Errore nel TAEG e validità del finanziamento: quando il dato informativo non diventa vizio del contratto
Nel contenzioso bancario capita spesso che il cliente contesti la correttezza del TAEG, ritenendo che una sua difformità rispetto al valore effettivo possa incidere sull’intero assetto del rapporto. La Corte d’Appello di Reggio Calabria, con sentenza 22 giugno 2026, n. 575, ha però ribadito un principio già consolidato: il TAEG non è una clausola economica del finanziamento, ma un indice sintetico del costo complessivo dell’operazione.
Da questa qualificazione discende un effetto decisivo. L’eventuale errore nell’indicazione del TAEG non determina, di per sé, la nullità del contratto, né consente automaticamente di ricalcolare il debito secondo condizioni diverse da quelle pattuite.
La controversia e la tesi del debitore
La vicenda nasce dall’opposizione a un decreto ingiuntivo ottenuto dalla banca e poi confermato in primo grado dal Tribunale di Reggio Calabria. L’opponente aveva sostenuto che la divergenza tra TAEG indicato nel contratto e TAEG effettivamente applicato fosse sufficiente a incidere sulla validità del finanziamento.
Secondo la sua prospettazione, il TAEG o ISC non avrebbe una funzione meramente descrittiva, ma costituirebbe un elemento essenziale della determinazione del costo del credito. Da ciò derivava, nella sua ricostruzione, la nullità della clausola interessata e la conseguente applicazione del meccanismo sostitutivo previsto dal Testo Unico Bancario, con una sensibile riduzione del saldo residuo.

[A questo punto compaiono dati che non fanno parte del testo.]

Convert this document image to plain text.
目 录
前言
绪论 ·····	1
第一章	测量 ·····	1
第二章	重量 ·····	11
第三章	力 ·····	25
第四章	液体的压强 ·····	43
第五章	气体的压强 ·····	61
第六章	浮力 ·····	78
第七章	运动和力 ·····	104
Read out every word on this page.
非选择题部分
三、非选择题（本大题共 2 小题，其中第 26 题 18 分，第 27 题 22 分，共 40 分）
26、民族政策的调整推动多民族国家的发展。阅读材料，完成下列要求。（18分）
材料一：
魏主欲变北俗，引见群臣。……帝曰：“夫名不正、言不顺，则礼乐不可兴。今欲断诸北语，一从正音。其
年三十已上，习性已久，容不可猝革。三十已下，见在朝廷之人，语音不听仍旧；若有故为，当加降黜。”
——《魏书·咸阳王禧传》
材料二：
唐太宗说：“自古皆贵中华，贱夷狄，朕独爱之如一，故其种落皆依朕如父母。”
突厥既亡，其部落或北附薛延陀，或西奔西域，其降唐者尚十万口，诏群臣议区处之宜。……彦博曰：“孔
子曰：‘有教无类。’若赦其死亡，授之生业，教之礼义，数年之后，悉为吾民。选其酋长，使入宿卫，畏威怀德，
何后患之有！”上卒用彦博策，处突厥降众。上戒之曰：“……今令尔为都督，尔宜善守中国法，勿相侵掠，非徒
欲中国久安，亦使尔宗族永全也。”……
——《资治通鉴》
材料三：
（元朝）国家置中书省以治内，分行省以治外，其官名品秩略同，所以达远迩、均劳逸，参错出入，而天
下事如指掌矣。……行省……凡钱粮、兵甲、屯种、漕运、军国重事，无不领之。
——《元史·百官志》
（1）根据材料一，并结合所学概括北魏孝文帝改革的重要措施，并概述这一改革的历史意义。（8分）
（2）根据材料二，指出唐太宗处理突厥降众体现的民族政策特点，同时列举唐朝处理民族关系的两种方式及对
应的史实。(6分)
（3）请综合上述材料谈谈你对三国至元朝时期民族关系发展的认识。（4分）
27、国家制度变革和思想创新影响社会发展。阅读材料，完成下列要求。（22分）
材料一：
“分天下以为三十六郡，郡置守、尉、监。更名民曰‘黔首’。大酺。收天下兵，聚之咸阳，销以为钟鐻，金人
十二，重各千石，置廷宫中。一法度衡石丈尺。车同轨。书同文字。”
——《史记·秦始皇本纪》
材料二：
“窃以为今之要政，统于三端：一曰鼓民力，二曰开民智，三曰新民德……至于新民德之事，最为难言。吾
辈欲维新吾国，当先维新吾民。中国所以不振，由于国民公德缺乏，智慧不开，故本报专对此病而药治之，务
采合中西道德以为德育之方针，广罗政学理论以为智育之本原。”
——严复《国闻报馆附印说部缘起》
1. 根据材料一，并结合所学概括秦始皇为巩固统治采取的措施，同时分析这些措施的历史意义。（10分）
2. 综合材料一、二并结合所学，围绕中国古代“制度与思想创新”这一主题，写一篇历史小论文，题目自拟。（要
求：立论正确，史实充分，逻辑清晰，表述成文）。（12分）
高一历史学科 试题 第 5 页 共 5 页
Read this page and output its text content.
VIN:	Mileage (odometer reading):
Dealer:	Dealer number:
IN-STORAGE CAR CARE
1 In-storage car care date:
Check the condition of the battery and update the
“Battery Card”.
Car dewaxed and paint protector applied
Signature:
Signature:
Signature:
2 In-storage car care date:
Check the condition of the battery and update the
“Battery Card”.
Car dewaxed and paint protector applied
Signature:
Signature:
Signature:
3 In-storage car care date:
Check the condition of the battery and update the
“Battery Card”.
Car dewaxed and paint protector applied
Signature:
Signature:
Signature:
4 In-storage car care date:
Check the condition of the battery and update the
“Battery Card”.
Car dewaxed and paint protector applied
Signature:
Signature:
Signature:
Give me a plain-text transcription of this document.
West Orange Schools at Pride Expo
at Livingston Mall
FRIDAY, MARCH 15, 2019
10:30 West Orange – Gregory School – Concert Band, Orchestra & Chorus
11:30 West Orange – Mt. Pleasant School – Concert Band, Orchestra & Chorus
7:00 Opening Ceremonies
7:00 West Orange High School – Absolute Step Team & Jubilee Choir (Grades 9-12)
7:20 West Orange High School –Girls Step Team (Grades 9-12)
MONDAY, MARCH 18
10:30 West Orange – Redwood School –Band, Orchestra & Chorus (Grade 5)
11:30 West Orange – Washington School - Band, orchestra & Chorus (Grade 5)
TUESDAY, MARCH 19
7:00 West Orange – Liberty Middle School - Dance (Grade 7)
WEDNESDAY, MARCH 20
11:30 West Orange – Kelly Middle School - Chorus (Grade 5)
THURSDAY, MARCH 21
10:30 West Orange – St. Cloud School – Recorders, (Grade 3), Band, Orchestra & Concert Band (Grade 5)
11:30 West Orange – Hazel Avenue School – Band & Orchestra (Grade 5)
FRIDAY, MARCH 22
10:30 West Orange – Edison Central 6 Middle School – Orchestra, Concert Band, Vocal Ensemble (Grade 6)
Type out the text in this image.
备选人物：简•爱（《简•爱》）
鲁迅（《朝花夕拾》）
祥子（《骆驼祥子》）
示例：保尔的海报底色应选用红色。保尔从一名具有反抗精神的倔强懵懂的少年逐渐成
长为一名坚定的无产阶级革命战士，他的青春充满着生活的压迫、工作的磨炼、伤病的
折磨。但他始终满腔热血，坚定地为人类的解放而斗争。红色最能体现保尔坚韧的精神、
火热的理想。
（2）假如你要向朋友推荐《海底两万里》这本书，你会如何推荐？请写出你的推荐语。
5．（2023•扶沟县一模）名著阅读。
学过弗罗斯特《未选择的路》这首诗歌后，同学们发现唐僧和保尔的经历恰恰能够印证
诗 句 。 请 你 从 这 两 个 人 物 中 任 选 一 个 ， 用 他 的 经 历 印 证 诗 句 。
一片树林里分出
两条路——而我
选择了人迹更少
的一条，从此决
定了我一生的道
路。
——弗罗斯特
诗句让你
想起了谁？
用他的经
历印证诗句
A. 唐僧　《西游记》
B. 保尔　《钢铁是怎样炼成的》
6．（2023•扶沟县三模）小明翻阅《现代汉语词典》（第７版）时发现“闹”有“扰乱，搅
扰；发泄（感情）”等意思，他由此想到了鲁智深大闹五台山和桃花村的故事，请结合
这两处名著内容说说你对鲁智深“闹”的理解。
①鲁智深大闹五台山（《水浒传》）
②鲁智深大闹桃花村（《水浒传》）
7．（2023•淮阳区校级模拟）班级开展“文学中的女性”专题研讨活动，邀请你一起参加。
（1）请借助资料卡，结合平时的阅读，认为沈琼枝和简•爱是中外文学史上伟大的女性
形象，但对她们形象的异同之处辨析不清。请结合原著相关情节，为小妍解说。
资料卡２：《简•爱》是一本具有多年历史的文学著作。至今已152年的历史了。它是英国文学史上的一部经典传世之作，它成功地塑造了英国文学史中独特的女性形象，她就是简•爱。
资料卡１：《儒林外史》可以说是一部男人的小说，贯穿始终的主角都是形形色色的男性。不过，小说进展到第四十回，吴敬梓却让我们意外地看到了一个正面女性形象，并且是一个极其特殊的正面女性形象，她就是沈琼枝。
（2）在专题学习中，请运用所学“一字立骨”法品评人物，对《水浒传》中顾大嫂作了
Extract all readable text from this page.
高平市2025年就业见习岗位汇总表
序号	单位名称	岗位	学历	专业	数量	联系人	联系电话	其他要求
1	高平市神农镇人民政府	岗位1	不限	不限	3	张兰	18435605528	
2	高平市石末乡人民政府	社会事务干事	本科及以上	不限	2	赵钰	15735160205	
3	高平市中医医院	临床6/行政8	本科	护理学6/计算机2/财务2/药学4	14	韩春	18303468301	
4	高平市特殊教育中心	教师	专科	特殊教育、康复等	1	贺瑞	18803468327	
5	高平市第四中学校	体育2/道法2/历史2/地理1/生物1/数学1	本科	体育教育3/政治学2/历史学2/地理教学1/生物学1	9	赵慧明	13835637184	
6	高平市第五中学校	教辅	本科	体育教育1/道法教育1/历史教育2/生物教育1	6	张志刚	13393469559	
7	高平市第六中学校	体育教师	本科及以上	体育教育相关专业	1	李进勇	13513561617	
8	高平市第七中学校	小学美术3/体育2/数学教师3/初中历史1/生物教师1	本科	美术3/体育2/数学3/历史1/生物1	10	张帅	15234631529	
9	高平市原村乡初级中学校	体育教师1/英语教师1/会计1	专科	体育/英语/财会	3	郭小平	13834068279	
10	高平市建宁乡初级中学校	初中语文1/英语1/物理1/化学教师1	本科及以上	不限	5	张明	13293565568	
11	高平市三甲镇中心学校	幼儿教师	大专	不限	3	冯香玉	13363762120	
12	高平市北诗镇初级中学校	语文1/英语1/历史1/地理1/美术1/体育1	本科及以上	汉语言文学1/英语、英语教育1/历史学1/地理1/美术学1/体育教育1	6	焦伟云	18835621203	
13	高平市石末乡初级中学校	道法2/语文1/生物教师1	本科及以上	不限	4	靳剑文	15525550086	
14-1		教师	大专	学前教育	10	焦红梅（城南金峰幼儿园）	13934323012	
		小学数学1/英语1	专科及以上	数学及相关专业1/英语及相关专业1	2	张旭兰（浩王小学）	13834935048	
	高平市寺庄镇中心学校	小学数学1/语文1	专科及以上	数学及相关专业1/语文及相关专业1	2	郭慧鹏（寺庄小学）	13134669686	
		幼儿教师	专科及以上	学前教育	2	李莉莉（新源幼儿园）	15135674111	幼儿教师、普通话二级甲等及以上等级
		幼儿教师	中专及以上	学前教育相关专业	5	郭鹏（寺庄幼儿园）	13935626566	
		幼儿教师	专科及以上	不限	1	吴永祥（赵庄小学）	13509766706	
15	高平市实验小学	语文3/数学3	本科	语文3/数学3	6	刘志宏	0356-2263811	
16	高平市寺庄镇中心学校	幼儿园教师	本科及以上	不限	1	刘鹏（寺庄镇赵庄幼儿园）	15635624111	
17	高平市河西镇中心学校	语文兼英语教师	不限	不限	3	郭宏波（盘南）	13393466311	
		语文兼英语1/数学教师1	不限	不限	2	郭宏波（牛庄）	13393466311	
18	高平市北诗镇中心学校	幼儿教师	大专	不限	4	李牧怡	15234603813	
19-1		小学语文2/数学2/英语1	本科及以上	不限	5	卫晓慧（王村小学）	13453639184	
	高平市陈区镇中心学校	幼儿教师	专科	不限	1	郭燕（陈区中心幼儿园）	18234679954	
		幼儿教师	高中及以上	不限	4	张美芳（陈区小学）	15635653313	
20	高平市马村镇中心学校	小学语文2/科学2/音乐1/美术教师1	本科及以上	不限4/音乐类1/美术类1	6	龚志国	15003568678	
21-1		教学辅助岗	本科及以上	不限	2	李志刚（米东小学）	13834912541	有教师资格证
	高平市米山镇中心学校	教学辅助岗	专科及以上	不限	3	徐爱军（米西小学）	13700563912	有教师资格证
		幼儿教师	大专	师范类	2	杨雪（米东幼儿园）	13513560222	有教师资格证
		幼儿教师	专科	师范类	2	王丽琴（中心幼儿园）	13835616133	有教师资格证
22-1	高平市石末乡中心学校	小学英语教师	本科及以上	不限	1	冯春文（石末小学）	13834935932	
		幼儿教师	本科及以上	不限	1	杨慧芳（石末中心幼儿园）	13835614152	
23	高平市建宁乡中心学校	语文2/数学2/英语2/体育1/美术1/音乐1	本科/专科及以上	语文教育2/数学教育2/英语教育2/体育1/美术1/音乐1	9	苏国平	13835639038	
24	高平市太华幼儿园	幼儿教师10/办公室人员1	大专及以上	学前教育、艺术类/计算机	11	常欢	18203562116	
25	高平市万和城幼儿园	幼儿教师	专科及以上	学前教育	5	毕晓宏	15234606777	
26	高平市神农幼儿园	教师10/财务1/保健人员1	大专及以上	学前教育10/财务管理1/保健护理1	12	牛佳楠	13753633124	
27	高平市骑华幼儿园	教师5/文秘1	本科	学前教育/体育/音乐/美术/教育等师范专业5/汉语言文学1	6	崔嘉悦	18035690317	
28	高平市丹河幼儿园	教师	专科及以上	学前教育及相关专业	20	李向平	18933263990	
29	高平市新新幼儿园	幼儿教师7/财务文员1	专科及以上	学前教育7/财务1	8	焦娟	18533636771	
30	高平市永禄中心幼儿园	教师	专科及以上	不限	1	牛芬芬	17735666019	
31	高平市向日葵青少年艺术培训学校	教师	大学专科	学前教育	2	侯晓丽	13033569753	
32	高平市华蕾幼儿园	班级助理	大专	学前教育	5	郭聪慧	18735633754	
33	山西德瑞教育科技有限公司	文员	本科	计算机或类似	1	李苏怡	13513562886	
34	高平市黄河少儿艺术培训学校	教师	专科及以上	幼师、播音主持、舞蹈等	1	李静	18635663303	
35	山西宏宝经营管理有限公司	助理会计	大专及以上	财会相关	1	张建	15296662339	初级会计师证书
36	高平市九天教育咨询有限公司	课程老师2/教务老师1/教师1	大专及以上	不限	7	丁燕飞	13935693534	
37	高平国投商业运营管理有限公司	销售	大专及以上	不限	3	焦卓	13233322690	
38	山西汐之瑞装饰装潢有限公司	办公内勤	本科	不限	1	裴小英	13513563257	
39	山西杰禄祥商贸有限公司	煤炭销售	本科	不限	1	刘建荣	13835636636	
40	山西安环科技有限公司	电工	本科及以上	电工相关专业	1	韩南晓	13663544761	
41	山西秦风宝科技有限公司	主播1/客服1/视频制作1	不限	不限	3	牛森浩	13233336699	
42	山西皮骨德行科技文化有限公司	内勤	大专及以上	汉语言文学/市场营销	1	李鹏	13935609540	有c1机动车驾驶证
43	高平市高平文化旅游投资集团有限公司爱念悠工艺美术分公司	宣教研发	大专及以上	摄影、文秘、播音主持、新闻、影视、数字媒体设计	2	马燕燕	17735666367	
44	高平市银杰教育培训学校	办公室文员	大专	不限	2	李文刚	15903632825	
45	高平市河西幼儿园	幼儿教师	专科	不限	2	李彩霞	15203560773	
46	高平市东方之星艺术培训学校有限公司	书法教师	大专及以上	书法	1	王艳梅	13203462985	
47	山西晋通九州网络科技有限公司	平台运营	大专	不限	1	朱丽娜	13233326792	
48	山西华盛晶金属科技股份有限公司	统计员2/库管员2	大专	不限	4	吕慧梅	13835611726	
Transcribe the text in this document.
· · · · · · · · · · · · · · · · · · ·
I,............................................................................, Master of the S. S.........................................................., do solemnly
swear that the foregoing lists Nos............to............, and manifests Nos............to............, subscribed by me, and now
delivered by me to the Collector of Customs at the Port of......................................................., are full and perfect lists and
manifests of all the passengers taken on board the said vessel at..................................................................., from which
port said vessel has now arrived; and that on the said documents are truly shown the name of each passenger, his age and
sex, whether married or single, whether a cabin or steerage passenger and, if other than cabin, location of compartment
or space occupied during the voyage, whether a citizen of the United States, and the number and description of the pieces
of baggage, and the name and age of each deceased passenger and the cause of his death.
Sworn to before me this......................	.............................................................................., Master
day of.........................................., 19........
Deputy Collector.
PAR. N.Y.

La lettura accolta dalla Corte
La Corte ha respinto questa impostazione, confermando la decisione di primo grado. Il ragionamento seguito si fonda sulla natura del TAEG, che non coincide con un tasso in senso tecnico e non rappresenta una autonoma pattuizione economica destinata a modificare il contenuto obbligatorio del contratto.
Il TAEG serve piuttosto a sintetizzare, in modo unitario, il costo complessivo dell’operazione di finanziamento, così da rendere più immediata la percezione dell’onere sopportato dal cliente. La sua funzione è quindi informativa, non dispositiva. Il fatto che il dato riportato non sia perfettamente corrispondente a quello effettivo non basta, da solo, a travolgere l’assetto negoziale quando le componenti di costo risultano comunque desumibili dal testo contrattuale.
Il richiamo alla giurisprudenza di legittimità
La Corte d’Appello si è posta in linea con l’orientamento della Cassazione, che distingue nettamente tra indicatore sintetico del costo e condizione economica del rapporto. In questa prospettiva, il TAEG non assume un’autonoma valenza precettiva tale da sostituirsi alle singole clausole contrattuali che regolano interessi, commissioni e oneri accessori.
Ne deriva che l’eventuale inesattezza del dato non consente di riscrivere il finanziamento né di imporre una diversa quantificazione del dovuto, se non nei limiti in cui sia dimostrata una reale alterazione delle pattuizioni economiche. L’indicatore, infatti, non crea il costo: lo riassume.
Quando può venire in rilievo la responsabilità dell’intermediario
La pronuncia precisa anche un altro punto utile nella pratica forense. L’errata indicazione del TAEG può, in astratto, rilevare sotto il profilo della responsabilità dell’intermediario, ma solo se siano allegati e provati tutti gli elementi necessari, ossia condotta, danno e nesso causale.
Nel caso esaminato, tuttavia, la domanda risarcitoria è stata respinta per carenza di specifica allegazione. La contestazione del dato numerico, da sola, non è sufficiente a fondare una pretesa di danno, né a trasformarsi in uno strumento di rideterminazione del debito in assenza di ulteriori presupposti.
Il principio operativo che emerge dalla decisione
La sentenza offre un’indicazione netta per il contenzioso bancario: non ogni difformità del TAEG si traduce in invalidità del contratto o in riduzione del capitale dovuto. Per incidere sul rapporto occorre dimostrare una concreta violazione delle condizioni economiche pattuite, non la sola inesattezza di un dato riassuntivo.
Il punto, in definitiva, è questo: il TAEG informa il cliente sul costo del credito, ma non sostituisce le clausole che quel costo lo determinano. E proprio da tale distinzione dipende la tenuta del contratto.